Alloula’s article, on the other hand, with its inclusion of postcards depicting
what is meant to be an accurate portrayal of women’s lives in Algeria, would
seem to be taking the women’s perspective on their own positions in society.
Instead, it analyzes the point of view of the photographer, representing once
again the colonial man.
Alloula sees the use of the
postcards, and the images on the postcards, as a way of subjugating native
women to a particular representation that revolves around a western need to
sexually dominate them. The prison bars that play a pivotal role in every
postcard represent the frustration of Europeans in being unable to access
native women sexually, either because of cultural or religious differences.

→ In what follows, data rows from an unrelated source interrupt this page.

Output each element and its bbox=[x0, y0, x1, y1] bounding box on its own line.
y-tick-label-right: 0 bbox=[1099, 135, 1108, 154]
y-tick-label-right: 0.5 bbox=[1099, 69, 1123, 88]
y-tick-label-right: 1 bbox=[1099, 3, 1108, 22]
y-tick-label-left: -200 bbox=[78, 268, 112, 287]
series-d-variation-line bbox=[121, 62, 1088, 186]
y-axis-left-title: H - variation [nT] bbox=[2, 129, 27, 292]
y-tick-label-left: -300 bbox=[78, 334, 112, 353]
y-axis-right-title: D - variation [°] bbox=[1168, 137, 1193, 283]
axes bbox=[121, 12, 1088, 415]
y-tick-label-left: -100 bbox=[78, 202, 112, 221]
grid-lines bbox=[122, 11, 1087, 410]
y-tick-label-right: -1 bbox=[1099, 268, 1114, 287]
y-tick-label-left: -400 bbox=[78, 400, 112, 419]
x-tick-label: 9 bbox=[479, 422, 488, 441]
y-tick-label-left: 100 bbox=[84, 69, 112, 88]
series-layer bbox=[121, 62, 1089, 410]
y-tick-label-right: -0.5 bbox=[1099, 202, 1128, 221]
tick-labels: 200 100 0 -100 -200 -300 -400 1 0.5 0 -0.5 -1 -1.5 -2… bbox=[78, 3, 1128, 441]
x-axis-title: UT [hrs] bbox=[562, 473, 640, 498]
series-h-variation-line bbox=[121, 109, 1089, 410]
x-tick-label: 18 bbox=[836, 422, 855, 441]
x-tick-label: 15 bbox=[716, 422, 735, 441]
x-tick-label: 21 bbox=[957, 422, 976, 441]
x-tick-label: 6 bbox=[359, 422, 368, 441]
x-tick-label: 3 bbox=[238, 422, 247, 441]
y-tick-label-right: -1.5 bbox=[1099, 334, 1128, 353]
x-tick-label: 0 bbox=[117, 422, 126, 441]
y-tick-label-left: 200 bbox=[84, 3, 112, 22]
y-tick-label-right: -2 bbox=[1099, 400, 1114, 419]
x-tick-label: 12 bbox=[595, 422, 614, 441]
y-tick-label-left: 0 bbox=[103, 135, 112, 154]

However, the photographer (presumably European) seeks to use these prison bars
more overtly as a condemnation of Algerian gender standards and culture, thus
casting the light of sexual frustration and uncontrollable, primal urges on
colonized Algerian men.
This same hypocrisy applies to much
of Stoler’s article, which details the many ways in which colonizer men attempt
to sexually control native women and, by extension, politically control native
men. Stoler also speaks about the negative light that was cast on colonized men
by the colonizers, although in this context it applies more to fears of
sexually aggressive native men attacking white women than native women. Both of
these images appeared to be entirely created and manipulated by the European
male, increasing in popular belief only around the time of political and racial
dissent.
It is interesting to note
that these images were in fact orchestrated as a part of larger schemes to
maintain white status in the colonies. The conscious attempt to create racial
separation through employment policies such as marriage bans, low salary pay,
and encouragement or discouragement of concubinage shows, as Stoler puts it,
just how much companies and governments saw “white prestige and profits [as]
inextricably linked” (Stoler 18), as well as the connection between white prestige and
sexual domination of the colonized population.